Quoiqu'il en soit, quelle horreur de noircir cette malheureuse Sophie, par des accusations graves, pour lui enlever jusqu'aux généreux soins de sa protectrice; on cherche toujours à rendre odieux ceux qu'on maltraite mal à propos, afin d'apaiser ses remords, et de légitimer ses injustices… Mais ces deux fourbes ne se contentent pas d'un mensonge, ils y joignent la plus insigne calomnie; quelle apparence que cette fille honnête, sensible et douce, quelque puisse être sa naissance, soit coupable de ce dont on l'accuse… La Dubois, dont les aveux paraissent si vrais, et qui ne s'est rûe que sur ce qu'il était impossible qu'elle eût appris, n'a rien dit qui ressemblât à cela; vois comme la méchanceté s'alimente par ses propres effets; plus on lui donne, plus elle exige, et chaque frein qu'on lui laisse briser n'accroît que d'avantage l'ardent désir qu'elle a d'en rompre de nouveaux.

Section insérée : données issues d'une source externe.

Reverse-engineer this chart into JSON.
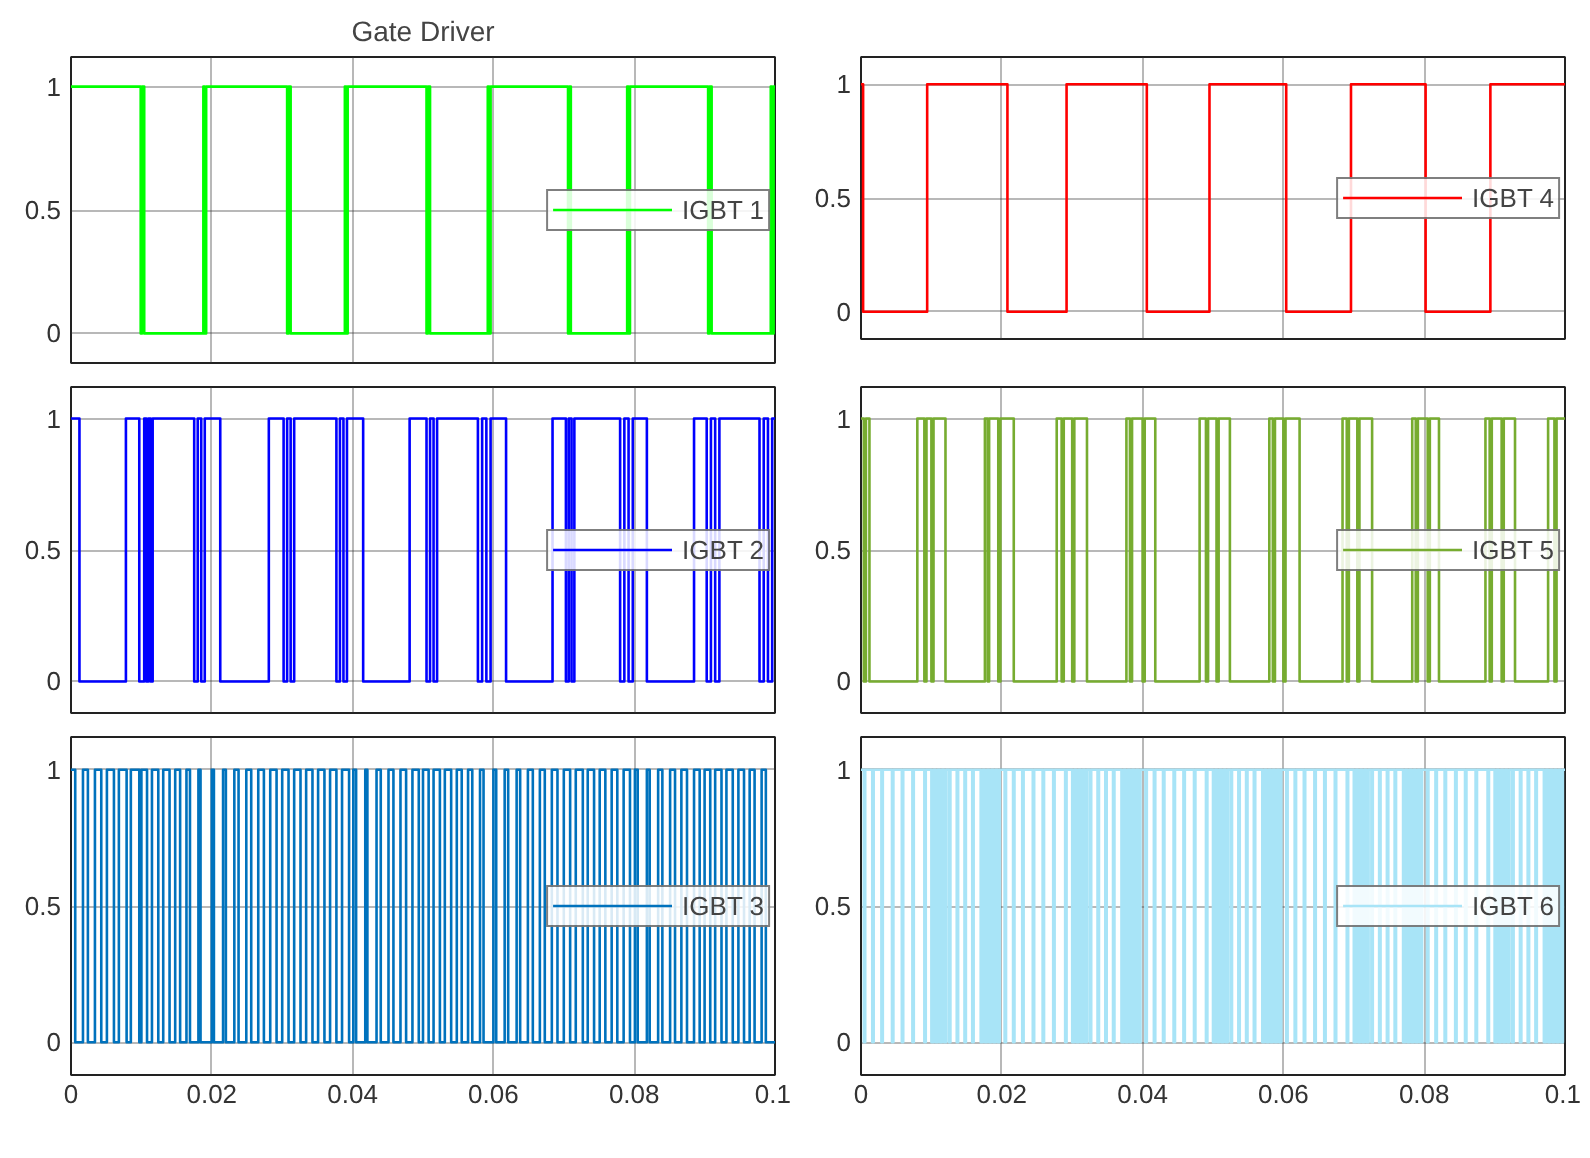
{
  "chart_data": [
    {
      "type": "step",
      "title": "Gate Driver",
      "xlim": [
        0,
        0.1
      ],
      "xticks": [
        0,
        0.02,
        0.04,
        0.06,
        0.08,
        0.1
      ],
      "ylim": [
        -0.12,
        1.12
      ],
      "yticks": [
        0,
        0.5,
        1
      ],
      "grid": true,
      "legend": "right",
      "tick_labels": "y",
      "series": [
        {
          "name": "IGBT 1",
          "color": "#00ff00",
          "x": [
            0,
            0.0099,
            0.0101,
            0.0104,
            0.0188,
            0.019,
            0.0192,
            0.0307,
            0.0309,
            0.0312,
            0.0389,
            0.0391,
            0.0393,
            0.0505,
            0.0507,
            0.051,
            0.0592,
            0.0594,
            0.0596,
            0.0706,
            0.0708,
            0.071,
            0.079,
            0.0792,
            0.0794,
            0.0905,
            0.0907,
            0.091,
            0.0994,
            0.0996,
            0.0998,
            0.1
          ],
          "values": [
            1,
            0,
            1,
            0,
            1,
            0,
            1,
            0,
            1,
            0,
            1,
            0,
            1,
            0,
            1,
            0,
            1,
            0,
            1,
            0,
            1,
            0,
            1,
            0,
            1,
            0,
            1,
            0,
            1,
            0,
            1,
            1
          ]
        }
      ]
    },
    {
      "type": "step",
      "xlim": [
        0,
        0.1
      ],
      "xticks": [
        0,
        0.02,
        0.04,
        0.06,
        0.08,
        0.1
      ],
      "ylim": [
        -0.12,
        1.12
      ],
      "yticks": [
        0,
        0.5,
        1
      ],
      "grid": true,
      "legend": "right",
      "tick_labels": "y",
      "series": [
        {
          "name": "IGBT 4",
          "color": "#ff0000",
          "x": [
            0,
            0.0003,
            0.0094,
            0.0208,
            0.0292,
            0.0406,
            0.0495,
            0.0604,
            0.0696,
            0.0802,
            0.0894,
            0.1
          ],
          "values": [
            1,
            0,
            1,
            0,
            1,
            0,
            1,
            0,
            1,
            0,
            1,
            1
          ]
        }
      ]
    },
    {
      "type": "step",
      "xlim": [
        0,
        0.1
      ],
      "xticks": [
        0,
        0.02,
        0.04,
        0.06,
        0.08,
        0.1
      ],
      "ylim": [
        -0.12,
        1.12
      ],
      "yticks": [
        0,
        0.5,
        1
      ],
      "grid": true,
      "legend": "right",
      "tick_labels": "y",
      "series": [
        {
          "name": "IGBT 2",
          "color": "#0000ff",
          "x": [
            0,
            0.0012,
            0.0078,
            0.0097,
            0.0104,
            0.0107,
            0.011,
            0.0113,
            0.0116,
            0.0175,
            0.018,
            0.0185,
            0.019,
            0.0212,
            0.0281,
            0.0302,
            0.0307,
            0.0312,
            0.0317,
            0.0377,
            0.0382,
            0.0387,
            0.0392,
            0.0415,
            0.0481,
            0.0505,
            0.051,
            0.0515,
            0.052,
            0.0578,
            0.0584,
            0.059,
            0.0596,
            0.0618,
            0.0684,
            0.0703,
            0.0707,
            0.0711,
            0.0715,
            0.078,
            0.0786,
            0.0792,
            0.0798,
            0.0818,
            0.0885,
            0.0903,
            0.0909,
            0.0915,
            0.0921,
            0.0978,
            0.0984,
            0.099,
            0.0996,
            0.1
          ],
          "values": [
            1,
            0,
            1,
            0,
            1,
            0,
            1,
            0,
            1,
            0,
            1,
            0,
            1,
            0,
            1,
            0,
            1,
            0,
            1,
            0,
            1,
            0,
            1,
            0,
            1,
            0,
            1,
            0,
            1,
            0,
            1,
            0,
            1,
            0,
            1,
            0,
            1,
            0,
            1,
            0,
            1,
            0,
            1,
            0,
            1,
            0,
            1,
            0,
            1,
            0,
            1,
            0,
            1,
            1
          ]
        }
      ]
    },
    {
      "type": "step",
      "xlim": [
        0,
        0.1
      ],
      "xticks": [
        0,
        0.02,
        0.04,
        0.06,
        0.08,
        0.1
      ],
      "ylim": [
        -0.12,
        1.12
      ],
      "yticks": [
        0,
        0.5,
        1
      ],
      "grid": true,
      "legend": "right",
      "tick_labels": "y",
      "series": [
        {
          "name": "IGBT 5",
          "color": "#77ac30",
          "x": [
            0,
            0.0004,
            0.0007,
            0.0012,
            0.008,
            0.009,
            0.0093,
            0.01,
            0.0103,
            0.012,
            0.0176,
            0.018,
            0.0182,
            0.0195,
            0.0198,
            0.0217,
            0.0278,
            0.0285,
            0.0288,
            0.03,
            0.0303,
            0.0321,
            0.0377,
            0.0382,
            0.0385,
            0.04,
            0.0403,
            0.0418,
            0.0481,
            0.049,
            0.0493,
            0.0505,
            0.0508,
            0.0524,
            0.058,
            0.0585,
            0.0588,
            0.06,
            0.0603,
            0.0623,
            0.0684,
            0.069,
            0.0693,
            0.0705,
            0.0708,
            0.0726,
            0.0783,
            0.0788,
            0.0791,
            0.0805,
            0.0808,
            0.0821,
            0.0887,
            0.0893,
            0.0896,
            0.091,
            0.0913,
            0.0929,
            0.0976,
            0.0985,
            0.0988,
            0.1
          ],
          "values": [
            1,
            0,
            1,
            0,
            1,
            0,
            1,
            0,
            1,
            0,
            1,
            0,
            1,
            0,
            1,
            0,
            1,
            0,
            1,
            0,
            1,
            0,
            1,
            0,
            1,
            0,
            1,
            0,
            1,
            0,
            1,
            0,
            1,
            0,
            1,
            0,
            1,
            0,
            1,
            0,
            1,
            0,
            1,
            0,
            1,
            0,
            1,
            0,
            1,
            0,
            1,
            0,
            1,
            0,
            1,
            0,
            1,
            0,
            1,
            0,
            1,
            1
          ]
        }
      ]
    },
    {
      "type": "step",
      "xlim": [
        0,
        0.1
      ],
      "xticks": [
        0,
        0.02,
        0.04,
        0.06,
        0.08,
        0.1
      ],
      "ylim": [
        -0.12,
        1.12
      ],
      "yticks": [
        0,
        0.5,
        1
      ],
      "grid": true,
      "legend": "right",
      "series": [
        {
          "name": "IGBT 3",
          "color": "#0072bd",
          "x": [
            0,
            0.0006,
            0.0017,
            0.0024,
            0.0034,
            0.0043,
            0.0051,
            0.0061,
            0.0068,
            0.0079,
            0.0085,
            0.0097,
            0.01,
            0.0108,
            0.0115,
            0.0124,
            0.0131,
            0.014,
            0.0148,
            0.0155,
            0.0164,
            0.0169,
            0.0181,
            0.0184,
            0.02,
            0.0203,
            0.0216,
            0.022,
            0.0232,
            0.0238,
            0.0249,
            0.0256,
            0.0266,
            0.0274,
            0.0283,
            0.0292,
            0.03,
            0.0309,
            0.0317,
            0.0326,
            0.0334,
            0.0343,
            0.0351,
            0.036,
            0.0368,
            0.0377,
            0.0385,
            0.0395,
            0.0401,
            0.0405,
            0.0418,
            0.0421,
            0.0434,
            0.044,
            0.0451,
            0.0458,
            0.0468,
            0.0476,
            0.0485,
            0.0494,
            0.05,
            0.0508,
            0.0515,
            0.0524,
            0.0531,
            0.054,
            0.0548,
            0.0555,
            0.0564,
            0.057,
            0.0581,
            0.0586,
            0.06,
            0.0604,
            0.0616,
            0.0621,
            0.0633,
            0.0638,
            0.0649,
            0.0656,
            0.0666,
            0.0673,
            0.0683,
            0.0691,
            0.07,
            0.0709,
            0.0717,
            0.0727,
            0.0734,
            0.0743,
            0.0751,
            0.0759,
            0.0768,
            0.0776,
            0.0785,
            0.0794,
            0.0801,
            0.0805,
            0.0818,
            0.0822,
            0.0834,
            0.084,
            0.0851,
            0.0858,
            0.0867,
            0.0875,
            0.0885,
            0.0893,
            0.09,
            0.0908,
            0.0915,
            0.0924,
            0.0931,
            0.094,
            0.0948,
            0.0956,
            0.0964,
            0.0971,
            0.0981,
            0.0987,
            0.1
          ],
          "values": [
            1,
            0,
            1,
            0,
            1,
            0,
            1,
            0,
            1,
            0,
            1,
            0,
            1,
            0,
            1,
            0,
            1,
            0,
            1,
            0,
            1,
            0,
            1,
            0,
            1,
            0,
            1,
            0,
            1,
            0,
            1,
            0,
            1,
            0,
            1,
            0,
            1,
            0,
            1,
            0,
            1,
            0,
            1,
            0,
            1,
            0,
            1,
            0,
            1,
            0,
            1,
            0,
            1,
            0,
            1,
            0,
            1,
            0,
            1,
            0,
            1,
            0,
            1,
            0,
            1,
            0,
            1,
            0,
            1,
            0,
            1,
            0,
            1,
            0,
            1,
            0,
            1,
            0,
            1,
            0,
            1,
            0,
            1,
            0,
            1,
            0,
            1,
            0,
            1,
            0,
            1,
            0,
            1,
            0,
            1,
            0,
            1,
            0,
            1,
            0,
            1,
            0,
            1,
            0,
            1,
            0,
            1,
            0,
            1,
            0,
            1,
            0,
            1,
            0,
            1,
            0,
            1,
            0,
            1,
            0,
            0
          ]
        }
      ]
    },
    {
      "type": "step",
      "xlim": [
        0,
        0.1
      ],
      "xticks": [
        0,
        0.02,
        0.04,
        0.06,
        0.08,
        0.1
      ],
      "ylim": [
        -0.12,
        1.12
      ],
      "yticks": [
        0,
        0.5,
        1
      ],
      "grid": true,
      "legend": "right",
      "series": [
        {
          "name": "IGBT 6",
          "color": "#a8e4f7",
          "x": [
            0,
            0.0004,
            0.0006,
            0.0016,
            0.0018,
            0.0029,
            0.0031,
            0.0044,
            0.0046,
            0.0058,
            0.006,
            0.0073,
            0.0075,
            0.009,
            0.0092,
            0.01,
            0.0103,
            0.0106,
            0.0109,
            0.0112,
            0.0115,
            0.0118,
            0.0121,
            0.0125,
            0.0127,
            0.0136,
            0.0138,
            0.0147,
            0.0149,
            0.0158,
            0.016,
            0.017,
            0.0173,
            0.0176,
            0.0179,
            0.0182,
            0.0185,
            0.0188,
            0.0191,
            0.0194,
            0.0197,
            0.0204,
            0.0206,
            0.0216,
            0.0218,
            0.0229,
            0.0231,
            0.0244,
            0.0246,
            0.0258,
            0.026,
            0.0273,
            0.0275,
            0.029,
            0.0292,
            0.03,
            0.0303,
            0.0306,
            0.0309,
            0.0312,
            0.0315,
            0.0318,
            0.0321,
            0.0325,
            0.0327,
            0.0336,
            0.0338,
            0.0347,
            0.0349,
            0.0358,
            0.036,
            0.037,
            0.0373,
            0.0376,
            0.0379,
            0.0382,
            0.0385,
            0.0388,
            0.0391,
            0.0394,
            0.0397,
            0.0404,
            0.0406,
            0.0416,
            0.0418,
            0.0429,
            0.0431,
            0.0444,
            0.0446,
            0.0458,
            0.046,
            0.0473,
            0.0475,
            0.049,
            0.0492,
            0.05,
            0.0503,
            0.0506,
            0.0509,
            0.0512,
            0.0515,
            0.0518,
            0.0521,
            0.0525,
            0.0527,
            0.0536,
            0.0538,
            0.0547,
            0.0549,
            0.0558,
            0.056,
            0.057,
            0.0573,
            0.0576,
            0.0579,
            0.0582,
            0.0585,
            0.0588,
            0.0591,
            0.0594,
            0.0597,
            0.0604,
            0.0606,
            0.0616,
            0.0618,
            0.0629,
            0.0631,
            0.0644,
            0.0646,
            0.0658,
            0.066,
            0.0673,
            0.0675,
            0.069,
            0.0692,
            0.07,
            0.0703,
            0.0706,
            0.0709,
            0.0712,
            0.0715,
            0.0718,
            0.0721,
            0.0725,
            0.0727,
            0.0736,
            0.0738,
            0.0747,
            0.0749,
            0.0758,
            0.076,
            0.077,
            0.0773,
            0.0776,
            0.0779,
            0.0782,
            0.0785,
            0.0788,
            0.0791,
            0.0794,
            0.0797,
            0.0804,
            0.0806,
            0.0816,
            0.0818,
            0.0829,
            0.0831,
            0.0844,
            0.0846,
            0.0858,
            0.086,
            0.0873,
            0.0875,
            0.089,
            0.0892,
            0.09,
            0.0903,
            0.0906,
            0.0909,
            0.0912,
            0.0915,
            0.0918,
            0.0921,
            0.0925,
            0.0927,
            0.0936,
            0.0938,
            0.0947,
            0.0949,
            0.0958,
            0.096,
            0.097,
            0.0973,
            0.0976,
            0.0979,
            0.0982,
            0.0985,
            0.0988,
            0.0991,
            0.0994,
            0.0997,
            0.1
          ],
          "values": [
            1,
            0,
            1,
            0,
            1,
            0,
            1,
            0,
            1,
            0,
            1,
            0,
            1,
            0,
            1,
            0,
            1,
            0,
            1,
            0,
            1,
            0,
            1,
            0,
            1,
            0,
            1,
            0,
            1,
            0,
            1,
            0,
            1,
            0,
            1,
            0,
            1,
            0,
            1,
            0,
            1,
            0,
            1,
            0,
            1,
            0,
            1,
            0,
            1,
            0,
            1,
            0,
            1,
            0,
            1,
            0,
            1,
            0,
            1,
            0,
            1,
            0,
            1,
            0,
            1,
            0,
            1,
            0,
            1,
            0,
            1,
            0,
            1,
            0,
            1,
            0,
            1,
            0,
            1,
            0,
            1,
            0,
            1,
            0,
            1,
            0,
            1,
            0,
            1,
            0,
            1,
            0,
            1,
            0,
            1,
            0,
            1,
            0,
            1,
            0,
            1,
            0,
            1,
            0,
            1,
            0,
            1,
            0,
            1,
            0,
            1,
            0,
            1,
            0,
            1,
            0,
            1,
            0,
            1,
            0,
            1,
            0,
            1,
            0,
            1,
            0,
            1,
            0,
            1,
            0,
            1,
            0,
            1,
            0,
            1,
            0,
            1,
            0,
            1,
            0,
            1,
            0,
            1,
            0,
            1,
            0,
            1,
            0,
            1,
            0,
            1,
            0,
            1,
            0,
            1,
            0,
            1,
            0,
            1,
            0,
            1,
            0,
            1,
            0,
            1,
            0,
            1,
            0,
            1,
            0,
            1,
            0,
            1,
            0,
            1,
            0,
            1,
            0,
            1,
            0,
            1,
            0,
            1,
            0,
            1,
            0,
            1,
            0,
            1,
            0,
            1,
            0,
            1,
            0,
            1,
            0,
            1,
            0,
            1,
            0,
            1,
            1
          ]
        }
      ]
    }
  ]
}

Je suis persuadé, mon ami, que le vice peut conduire l'homme à un tel point de dépravation, qu'il doit devenir comme impossible à celui qui le nourrit en soi de concevoir même l'idée de la vertu; dès-lors, ou sa vie lui paraît fastidieuse, ou il faut qu'il en empoisonne chaque minute par ce venin qui le gangrène; arrivé là, il ne se contente plus de faire simplement le mal, il veut même ne jamais faire le bien, et son coeur abreuvé d'une perversité d'habitude, éprouve aux impressions de la vertu la même sorte de douleur, que ressent l'âme du juste à la seule idée du forfait; et quel est le premier vice qui nous entraîne à tous ceux-la?… Le libertinage… n'en doutons point il est inouï ce qu'il éteint, ce qu'il détériore, ce qu'il envenime; inexprimable à quel degré il relâche les ressorts de l'âme… Blase la conscience en la contraignant à métamorphoser en plaisirs les retours fâcheux de ses erreurs, et voilà sans doute ce que cette passion a de plus dangereux, qu'aucune de celles qui dévorent l'homme, puisque le souvenir des actions où les autres le portent sont des remords cuisans, d'affreuses jouissances dans celles-ci.

Le président est donc aussi coupable qu'il peut l'être, je le dis à regret, j'arrache avec douleur le bandeau des yeux de notre amie, mais son époux la trompe indignement; il dit que Sophie n'est pas sa fille, et assurément il doit être persuadé qu'elle l'est, tout convaincu qu'il en doit être, il la désire, il veut la r'avoir, et pourquoi? si ce n'est pour se venger de ce que le hasard a donné pour asyle, à cette malheureuse, la maison de sa femme; que madame de Blamont ne doute pas qu'il ne tente tout pour la sortir de chez elle, et qu'elle écoute son coeur dans les moyens nécessaires à prendre pour s'opposer à ce nouveau forfait.

Quel tableau, mon ami, que celui de la douce et vertueuse Aline, entre les mains de ces deux débauchés; j'ai cru voir Suzanne surprise au bain par les vieillards… Le voile de la pudeur arraché par un père… Conçois-tu cette atrocité? t'imagines-tu que ses infâmes désirs ne s'allumaient pas à cette immodestie? Ah! pardonne mes craintes; mais quelque motif qui l'ait pu retenir avec Sophie, maîtresse de son ami et crue sa fille, crois qu'aucun ne l'arrêterait ici, et que l'épouse de d'Olbourg serait bientôt la victime de la flamme incestueuse de Blamont.